The edited volume ‘Inventing the Social‘ edited by Noortje Marres, Michael Guggenheim and myself has been published by Mattering Press. The book “showcases recent efforts to develop new ways of knowing society that combine social research with creative practice. With contributions from leading figures in sociology, architecture, geography, design, anthropology, and digital media, the book provides practical and conceptual pointers on how to move beyond the customary distinctions between knowledge and art, and on how to connect the doing, researching and making of social life in potentially new ways.
Presenting concrete projects with a creative approach to researching social life as well as reflections on the wider contexts from which these projects emerge, this collection shows how collaboration across social science, digital media and the arts opens up timely alternatives to narrow, instrumentalist proposals that seek to engineer behaviour and to design community from scratch. To invent the social is to recognise that social life is always already creative in itself and to take this as a starting point for developing different ways of combining representation and intervention in social life.”
Inventing the Social contains contributions by Nerea Calvillo, Bernd Kräftner, Judith Kröll, Christian Nold, Mike Michael, Andrés Jaque, Nigel Clark, Fabian Muniesa, Martin Savransky, Marsha Rosengarten, Carolin Gerlitz, Christopher M. Kelty and Lucy Kimbell as well as Noortje Marres, Michael Guggenheim and myself.
The book ‘Energy Babble‘, authored by Andy Boucher, Bill Gaver, Tobie Kerridge, Mike Michael, Liliana Ovalle, Matthew Plummer-Fernandez, and myself, has been published by Mattering Press. The book tells “the story of a set of computational devices called Energy Babbles. The product of a collaboration between designers and STS researchers, Energy Babbles are like automated talk radios obsessed with energy. Synthesised voices, punctuated by occasional jingles, recount energy policy announcements, remarks about energy conservation made on social media, information about current energy demand and production, and comments entered by other Babble users.”
The edited collection ‘Studio Studies: Operations, Topologies & Displacements‘, published by Routledge and part of the CRESC series, has now been released in paperback. From the book description:
“Studio Studies is an agenda setting volume that presents a set of empirical case studies that explore and examine the studio as a key setting for aesthetic and material production. As such, Studio Studies responds to three contemporary concerns in social and cultural thought: first, how to account for the situated nature of creative and cultural production; second, the challenge of reimagining creativity as a socio-materially distributed practice rather than the cognitive privilege of the individual; and finally, to unravel the parallels, contrasts and interconnections between studios and other sites of cultural-aesthetic and technoscientific production, notably laboratories. By enquiring into the operations, topologies and displacements that shape and format studios, this volume aims to demarcate a novel and important object of analysis for empirical social and cultural research as well to develop new conceptual repertoires to unpack the multiple ways studio processes shape our everyday lives.”
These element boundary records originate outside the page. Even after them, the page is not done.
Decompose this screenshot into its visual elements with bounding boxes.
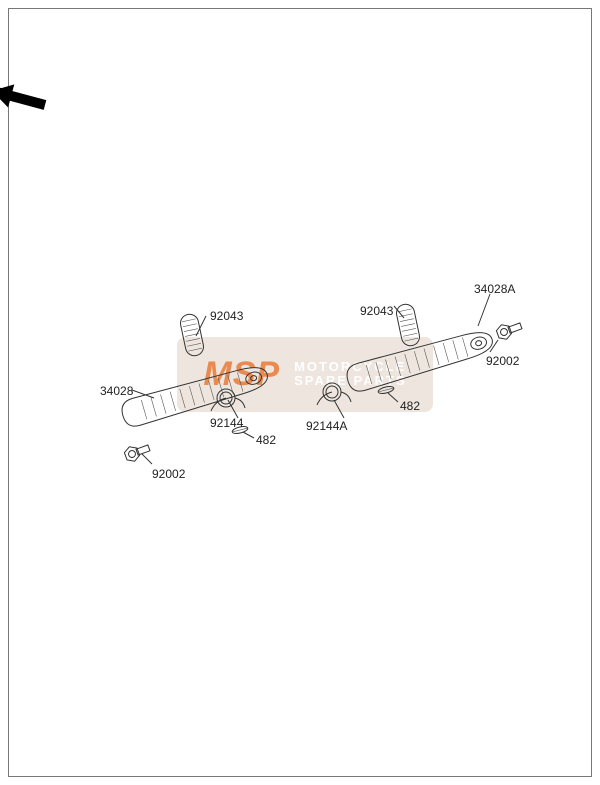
part-label: 92043 [360, 304, 393, 318]
parts-group [119, 303, 523, 464]
part-label: 92043 [210, 309, 243, 323]
part-label: 92002 [152, 467, 185, 481]
drawing-svg [0, 0, 600, 785]
part-label: 92144A [306, 419, 347, 433]
part-label: 92144 [210, 416, 243, 430]
part-label: 92002 [486, 354, 519, 368]
part-label: 34028 [100, 384, 133, 398]
part-label: 34028A [474, 282, 515, 296]
leader-lines [132, 294, 498, 464]
nav-arrow-icon [0, 84, 45, 107]
part-label: 482 [400, 399, 420, 413]
part-label: 482 [256, 433, 276, 447]
diagram-canvas: MSP MOTORCYCLE SPARE PARTS 3402892043921… [0, 0, 600, 785]
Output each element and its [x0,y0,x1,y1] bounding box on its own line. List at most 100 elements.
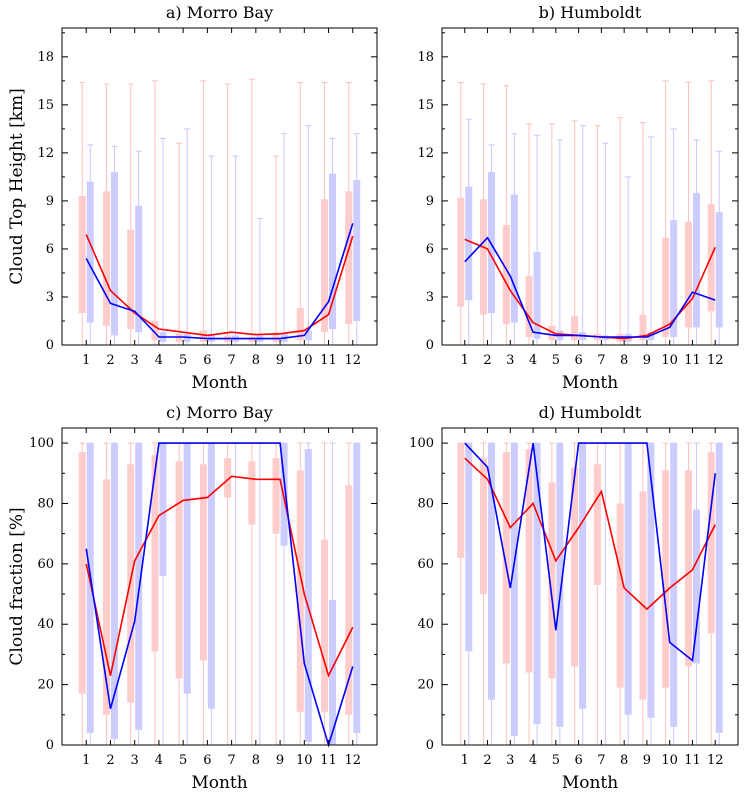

Yesterday I presented the paper ‘Aesthetics and Affect: Engaging Energy Communities’ – co-authored with Mike Michael and Liliana Ovalle – at the two-day Intimate Entanglements workshop at the University of York. The workshop, organised by Joanna Latimer (University of York) and Daniel Lopez (Universitat Oberta de Catalunya) and sponsored by the Sociological Review Foundation, explored the notion of intimacy in knowledge-making practices and socio-material relations.
I’ve just been interviewed for the Chilean design journal Diseña by Ignacio Farías and Tomas Sánchez Criado. The interview discusses how I can into contact with design and STS and my approach to teaching the two disciplines.